We also reviewed the written contributions we received - whether commissioned inputs, responses to formal invitations to contribute, or the open call for views - through this lens.
The transition of priorities from short-term survival to longer-term prosperity for business in the context of a constrained fiscal environment, and a situation that will impact differently for different sectors and areas, are the crucial issues for economic capital. A key part of the solution will be found within the role and relationship between the Scottish Government and its agencies and business and how policy, appropriate finance and regulation can be brought together supportively.
For people, the fundamental issues are how to mitigate the disproportionate impacts on certain groups (the young, the disabled and those of black and minority ethnic backgrounds), how to avoid poor transitions causing labour market scarring, and how to ensure that the negative impact of the crisis on skills, participation and health and wellbeing is reduced.
For the community, the crisis has revealed the depth and breadth of the reach of the third sector and the value of social care, and the importance of maintaining and enhancing these valuable assets, as well as the importance of place- and community- based interventions.
In terms of natural capital, the crisis has created some positives that may be temporary but has greatly reinforced the importance of the ongoing value of Scotland's natural assets and their ability to form the basis, with the correct prioritisation, of a green recovery.

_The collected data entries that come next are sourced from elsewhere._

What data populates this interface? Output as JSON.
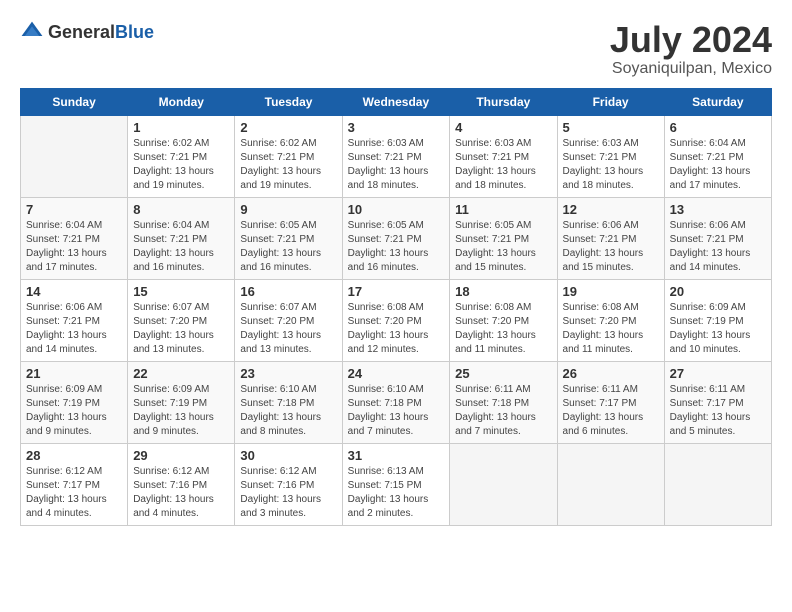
{
  "header": {
    "logo_general": "General",
    "logo_blue": "Blue",
    "title": "July 2024",
    "subtitle": "Soyaniquilpan, Mexico"
  },
  "days_of_week": [
    "Sunday",
    "Monday",
    "Tuesday",
    "Wednesday",
    "Thursday",
    "Friday",
    "Saturday"
  ],
  "weeks": [
    [
      {
        "day": "",
        "empty": true
      },
      {
        "day": "1",
        "sunrise": "6:02 AM",
        "sunset": "7:21 PM",
        "daylight": "13 hours and 19 minutes."
      },
      {
        "day": "2",
        "sunrise": "6:02 AM",
        "sunset": "7:21 PM",
        "daylight": "13 hours and 19 minutes."
      },
      {
        "day": "3",
        "sunrise": "6:03 AM",
        "sunset": "7:21 PM",
        "daylight": "13 hours and 18 minutes."
      },
      {
        "day": "4",
        "sunrise": "6:03 AM",
        "sunset": "7:21 PM",
        "daylight": "13 hours and 18 minutes."
      },
      {
        "day": "5",
        "sunrise": "6:03 AM",
        "sunset": "7:21 PM",
        "daylight": "13 hours and 18 minutes."
      },
      {
        "day": "6",
        "sunrise": "6:04 AM",
        "sunset": "7:21 PM",
        "daylight": "13 hours and 17 minutes."
      }
    ],
    [
      {
        "day": "7",
        "sunrise": "6:04 AM",
        "sunset": "7:21 PM",
        "daylight": "13 hours and 17 minutes."
      },
      {
        "day": "8",
        "sunrise": "6:04 AM",
        "sunset": "7:21 PM",
        "daylight": "13 hours and 16 minutes."
      },
      {
        "day": "9",
        "sunrise": "6:05 AM",
        "sunset": "7:21 PM",
        "daylight": "13 hours and 16 minutes."
      },
      {
        "day": "10",
        "sunrise": "6:05 AM",
        "sunset": "7:21 PM",
        "daylight": "13 hours and 16 minutes."
      },
      {
        "day": "11",
        "sunrise": "6:05 AM",
        "sunset": "7:21 PM",
        "daylight": "13 hours and 15 minutes."
      },
      {
        "day": "12",
        "sunrise": "6:06 AM",
        "sunset": "7:21 PM",
        "daylight": "13 hours and 15 minutes."
      },
      {
        "day": "13",
        "sunrise": "6:06 AM",
        "sunset": "7:21 PM",
        "daylight": "13 hours and 14 minutes."
      }
    ],
    [
      {
        "day": "14",
        "sunrise": "6:06 AM",
        "sunset": "7:21 PM",
        "daylight": "13 hours and 14 minutes."
      },
      {
        "day": "15",
        "sunrise": "6:07 AM",
        "sunset": "7:20 PM",
        "daylight": "13 hours and 13 minutes."
      },
      {
        "day": "16",
        "sunrise": "6:07 AM",
        "sunset": "7:20 PM",
        "daylight": "13 hours and 13 minutes."
      },
      {
        "day": "17",
        "sunrise": "6:08 AM",
        "sunset": "7:20 PM",
        "daylight": "13 hours and 12 minutes."
      },
      {
        "day": "18",
        "sunrise": "6:08 AM",
        "sunset": "7:20 PM",
        "daylight": "13 hours and 11 minutes."
      },
      {
        "day": "19",
        "sunrise": "6:08 AM",
        "sunset": "7:20 PM",
        "daylight": "13 hours and 11 minutes."
      },
      {
        "day": "20",
        "sunrise": "6:09 AM",
        "sunset": "7:19 PM",
        "daylight": "13 hours and 10 minutes."
      }
    ],
    [
      {
        "day": "21",
        "sunrise": "6:09 AM",
        "sunset": "7:19 PM",
        "daylight": "13 hours and 9 minutes."
      },
      {
        "day": "22",
        "sunrise": "6:09 AM",
        "sunset": "7:19 PM",
        "daylight": "13 hours and 9 minutes."
      },
      {
        "day": "23",
        "sunrise": "6:10 AM",
        "sunset": "7:18 PM",
        "daylight": "13 hours and 8 minutes."
      },
      {
        "day": "24",
        "sunrise": "6:10 AM",
        "sunset": "7:18 PM",
        "daylight": "13 hours and 7 minutes."
      },
      {
        "day": "25",
        "sunrise": "6:11 AM",
        "sunset": "7:18 PM",
        "daylight": "13 hours and 7 minutes."
      },
      {
        "day": "26",
        "sunrise": "6:11 AM",
        "sunset": "7:17 PM",
        "daylight": "13 hours and 6 minutes."
      },
      {
        "day": "27",
        "sunrise": "6:11 AM",
        "sunset": "7:17 PM",
        "daylight": "13 hours and 5 minutes."
      }
    ],
    [
      {
        "day": "28",
        "sunrise": "6:12 AM",
        "sunset": "7:17 PM",
        "daylight": "13 hours and 4 minutes."
      },
      {
        "day": "29",
        "sunrise": "6:12 AM",
        "sunset": "7:16 PM",
        "daylight": "13 hours and 4 minutes."
      },
      {
        "day": "30",
        "sunrise": "6:12 AM",
        "sunset": "7:16 PM",
        "daylight": "13 hours and 3 minutes."
      },
      {
        "day": "31",
        "sunrise": "6:13 AM",
        "sunset": "7:15 PM",
        "daylight": "13 hours and 2 minutes."
      },
      {
        "day": "",
        "empty": true
      },
      {
        "day": "",
        "empty": true
      },
      {
        "day": "",
        "empty": true
      }
    ]
  ],
  "labels": {
    "sunrise": "Sunrise:",
    "sunset": "Sunset:",
    "daylight": "Daylight:"
  }
}
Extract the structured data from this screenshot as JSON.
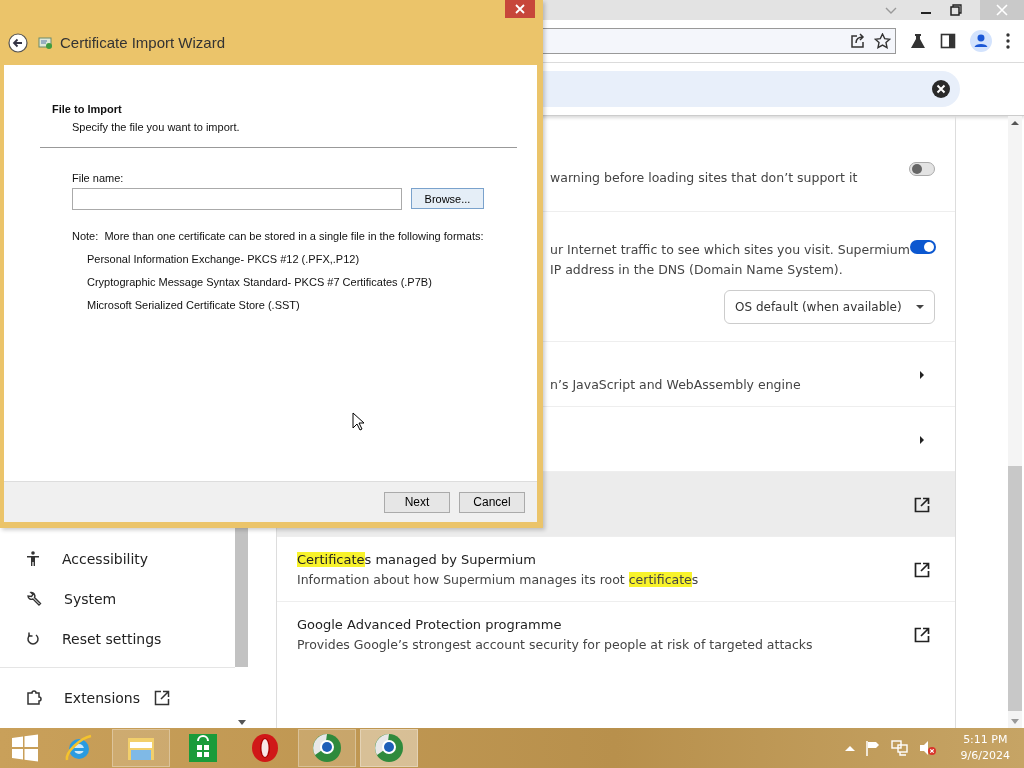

This analysis across the different pillars, described in more detail in the annex to this report, allowed us to take a holistic approach to the Scottish economy, rather than a narrowly sectoral one. It helped identify the key strategic issues which needed to be tackled as a matter of priority to accelerate recovery and move towards a robust, resilient wellbeing economy in the future; it shaped and guided our discussions; and it underpinned the recommendations, which are set out in Chapter 5.
Assessment of the Four Pillars of Capital
Figure 8 description
This figure simply summarises the material within the main report in a graphic containing a box for each pillar looking at the situation before and after the crisis. There is also a key diagram for each that is covered in detail in the analytical annex to the report.